Council on Educational Policy

2003-04 Chair:  Edelgard Wulfert

Friday, May 7, 2004


Present:          M. Carpenter, G. Jicha, S.B. Kim, P. Leonard, J. Logan, D. McCaffrey, J. Mumpower, C. Pearce, M. Pryse, B. Shadrick, S. Stern, E. Wulfert

Guests:           R. Geer, K. Lowery, B. Szelest, Dean Wick-Pelletier

Minutes:         The minutes of April 30, 2004 will be sent to Council Members by email for review and approval.

OurUAlbanyData web site:  Guest speakers:  Vice President Lowery and Assistant Vice President for Strategic Planning and Assessment Bruce Szelest.

Vice President Lowery reported that the OurUAlbanyData web site would not be password protected because the resources are not available. 

Assistant Vice President Szelest reviewed the web site with the Council members.  He noted that the department profiles and the research activity, including grant applications and awards at an aggregate level, are available for public access.  VP Lowery indicated that the budget data will need further review with University Counsel before they are made public to determine exactly how much information should be made accessible.

There was a motion to approve the site as presented with the exception of the continued work on the budget data.  All were in favor; the OurUAlbanyData web site was approved.

Indirect Costs:  Vice President Lowery explained that the average indirect cost return to the Campus is approximately 20% and that about one-half goes to the Office of the Vice President for Research for further allocation to departments and schools. 

Professor Wulfert asked for a time line by which the University community would be given access to the indirect cost information, and where on the Web the information would be located.  Assistant Vice President Szelest indicated that the information might be available in 4-6 weeks and suggested that it be posted on the Institutional Research or Office of Sponsored Funds web pages with a link to it from the Senate web page, or within OurUAlbanyData.

There was discussion on conducting a budget analysis and determining exactly how much detail the Council would want to make available.  It was decided that this discussion would be put on the top of the agenda for next year’s UPC.

Ad Hoc University-wide Governance Committee:

Discussion on the status of the creation of an Ad Hoc University-wide Governance Committee began with clarifying the misinterpretation in some email correspondence between EPC members and other members of the University.  Professor Wulfert reviewed that at the last Senate meeting, EPC recommended that an ad hoc committee be formed to look at the implications of changes to the existing governance structure in order to grant the College of NanoScale Science and Engineering (CNSE) greater autonomy in specific functions:  tenure and promotion, graduate curriculum and research.
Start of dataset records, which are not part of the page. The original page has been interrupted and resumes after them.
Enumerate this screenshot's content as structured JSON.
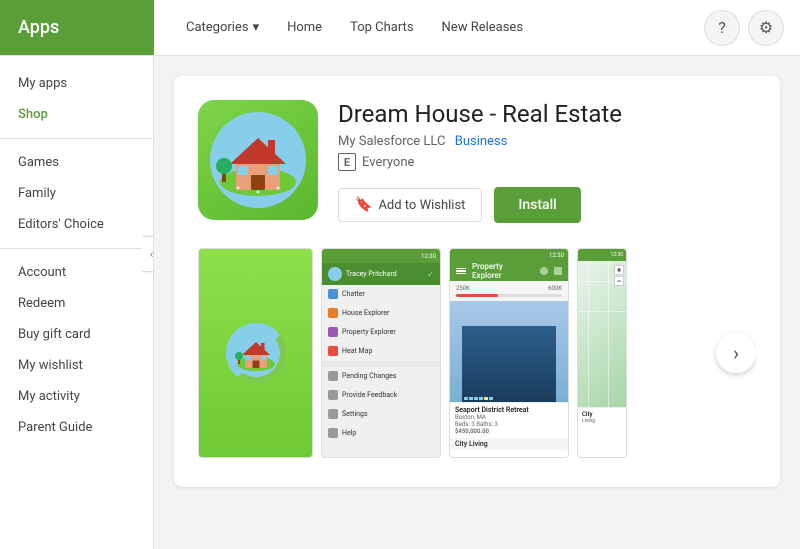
{
  "header": {
    "brand": "Apps",
    "nav": {
      "categories_label": "Categories",
      "home_label": "Home",
      "top_charts_label": "Top Charts",
      "new_releases_label": "New Releases"
    }
  },
  "sidebar": {
    "my_apps_label": "My apps",
    "shop_label": "Shop",
    "games_label": "Games",
    "family_label": "Family",
    "editors_choice_label": "Editors' Choice",
    "account_label": "Account",
    "redeem_label": "Redeem",
    "buy_gift_card_label": "Buy gift card",
    "my_wishlist_label": "My wishlist",
    "my_activity_label": "My activity",
    "parent_guide_label": "Parent Guide"
  },
  "app": {
    "title": "Dream House - Real Estate",
    "developer": "My Salesforce LLC",
    "category": "Business",
    "rating": "Everyone",
    "rating_badge": "E",
    "wishlist_label": "Add to Wishlist",
    "install_label": "Install"
  },
  "screenshots": {
    "prev_label": "‹",
    "next_label": "›"
  },
  "phone": {
    "status_bar": "12:30",
    "header_user": "Tracey Pritchard",
    "menu": [
      {
        "label": "Chatter",
        "color": "blue"
      },
      {
        "label": "House Explorer",
        "color": "orange"
      },
      {
        "label": "Property Explorer",
        "color": "purple"
      },
      {
        "label": "Heat Map",
        "color": "red"
      }
    ],
    "menu2": [
      {
        "label": "Pending Changes",
        "color": "green"
      },
      {
        "label": "Provide Feedback",
        "color": "green"
      },
      {
        "label": "Settings",
        "color": "green"
      },
      {
        "label": "Help",
        "color": "green"
      }
    ]
  },
  "property_explorer": {
    "title": "Property Explorer",
    "range_min": "250K",
    "range_max": "600K",
    "card_title": "Seaport District Retreat",
    "card_sub1": "Boston, MA",
    "card_sub2": "Beds: 3  Baths: 3",
    "card_price": "$450,000.00",
    "card_title2": "City Living"
  },
  "icons": {
    "question_mark": "?",
    "settings_gear": "⚙",
    "chevron_down": "▾",
    "bookmark": "🔖",
    "check_mark": "✓"
  }
}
The intent was that the ad hoc committee would work over the summer to examine alternative governance structures as they seem to exist in some of our sister institutions, e.g, Stony Brook, and to look into the possible implications of devolving certain functions not just to CNSE but to all schools and colleges on the campus.  A proposal was made to form a committee of at least six faculty members, one professional, and one student.  At the Senate meeting, the Provost questioned why only six faculty members were suggested, and Professor Wulfert explained that, based on a discussion in EPC, it was felt that  this number worked very well for the by-laws group and that there was concern that it might be more difficult to work in a larger group. However, she emphasized that the number of committee members contained in the proposal brought to the Senate was simply that, a proposal, and the number was open to discussion.  After that, no one at the Senate made a motion to change the proposed number, and therefore the proposal was voted on and approved. Days later, the proposal generated many email exchanges with deans expressing concerns about a perceived lack of fair representation of every college and school.

Dean Wick-Pelletier suggested that there should be a wider process of nominating members across the entire campus and that the deans could make nominations.  Professor Wulfert noted that an email soliciting nominations had gone out to all the deans and faculty across campus soliciting nominations or self-nominations to serve on the ad hoc committee during the summer, and that another email will go out to professionals today.  She emphasized that the deans’ nominations would be respected, that the committee would be appointed and submitted to the Senate for final approval via email. There was extensive discussion on the wording in the proposal regarding the number of members that should constitute the committee.  To allay concerns about equitable representation of all schools and colleges, it was suggested to change the number from “at least six” to “at least nine, to ensure that fair and equitable representation could be possible.”  The council members decided that “at least nine” would suffice. Professor Wulfert agreed to send out an email reflecting the change in wording. She emphasized the importance of having all schools and colleges represented on the ad hoc committee to avoid creating even the appearance of unfairness.